The dunya has put Canadian Sudanese singer Mustafa through the ringer. The Arabic word, which means “this world,” has no real English equivalent. The phrase that comes closest to capturing what the term means in Islam might be “the human condition,” which for Muslims is brief compared to the eternal afterlife. Knowing that this dunya is fleeting offers consolation to the faithful who endure its hardest trials: war, poverty, grief. At just 28, Mustafa has been touched by all of the above, and the former poet processes these experiences openly in his sorrowful, searching music.
When Smoke Rises, his debut, focused on commemorating the dead. Over flickering production from Frank Dukes, Jamie xx, and Simon Hessman, Mustafa breathed warmth into the contradictions of his Toronto neighborhood of Regent Park, which he’s called a “dreamland and a graveyard.” His seamless fusion of hood idioms and folk vocals turned senseless deaths—like that of his friend and fellow Halal Gang member Smoke Dawg—into tender odes to platonic love. On Dunya, Mustafa widens his sound and the scope of his storytelling, using varied strains of electronic and folk music to explore the worlds within and beyond Regent Park. If When Smoke Rises was a funeral, Dunya is the strange days and years afterward, when death settles into the fabric of life.

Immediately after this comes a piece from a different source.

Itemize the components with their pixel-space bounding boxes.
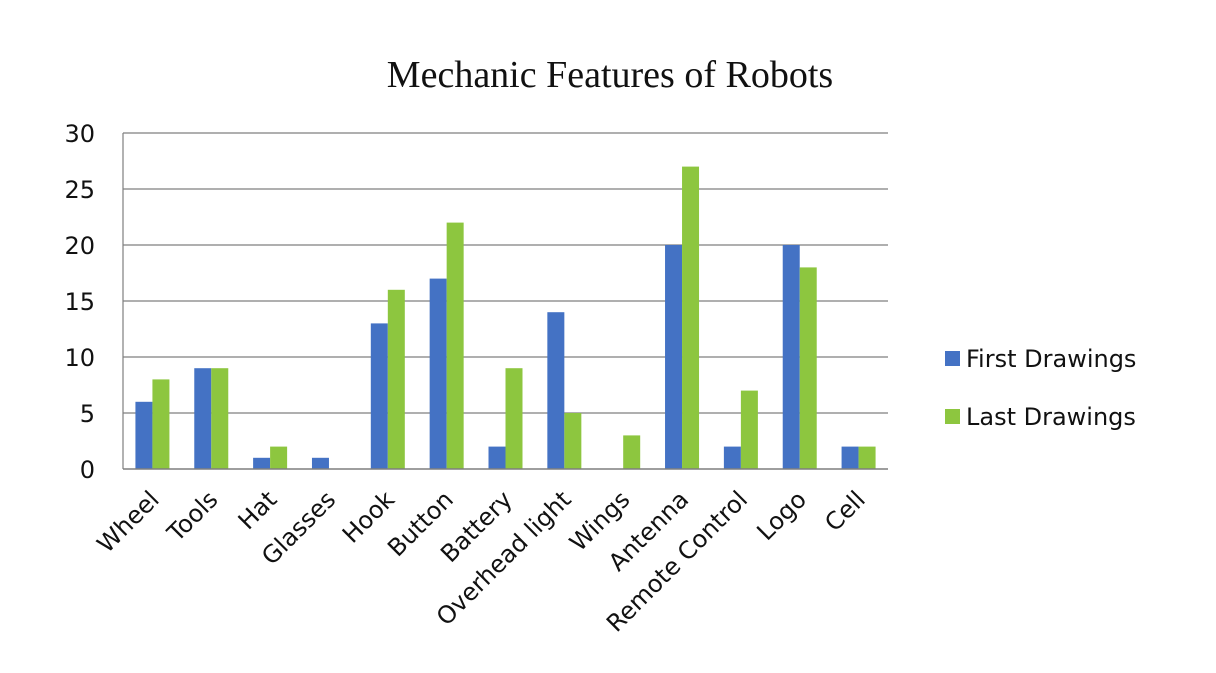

Mustafa, who’s previously described his music as “love letters to the hood,” spends a lot of time on this record rethinking both the hood and love. The death of his older brother, who was shot and killed in Toronto last year, colors the songwriting, which is more panoramic than his earlier, diaristic work. When he rinses his hands of his hometown on “Leaving Toronto,” a track that quietly stews with rage, it feels like he’s truly speaking to the entire Six. “If we’re burning this city tell me where to start/I’m leaving the things that I said/Last of my friends help me shut my eyes/Oh, I still haven’t slept,” Mustafa sings with chilling reluctance. The city’s ambient violence has disappointed him so deeply that even his appetite for vengeance is diminished. But if the quest for retribution doesn’t go his way, he can make peace with that as well. “And if they ever kill me/Make sure they bury me next to my brother/Make sure my killer has money for a lawyer,” he croons.
“Gaza Is Calling” offers another tale of death and estrangement. The lyrics concern a Palestinian friend from childhood with whom Mustafa’s lost contact, and detail the subtle ways Gaza’s ongoing occupation closed the kid off from intimacy. No amount of hanging out, talking, or gift-giving seems to bridge the wall between them. “There’s a place in your heart that I can’t get into,” Mustafa laments as an elegant oud arrangement ripples beneath him, the instrument a subtle marker of their shared connection to the Middle East. Mustafa sounds both devastated and hopeful, a contrast played up by the shifting production, which begins with minimal string and piano melodies and later erupts into a rumbling IDM beat.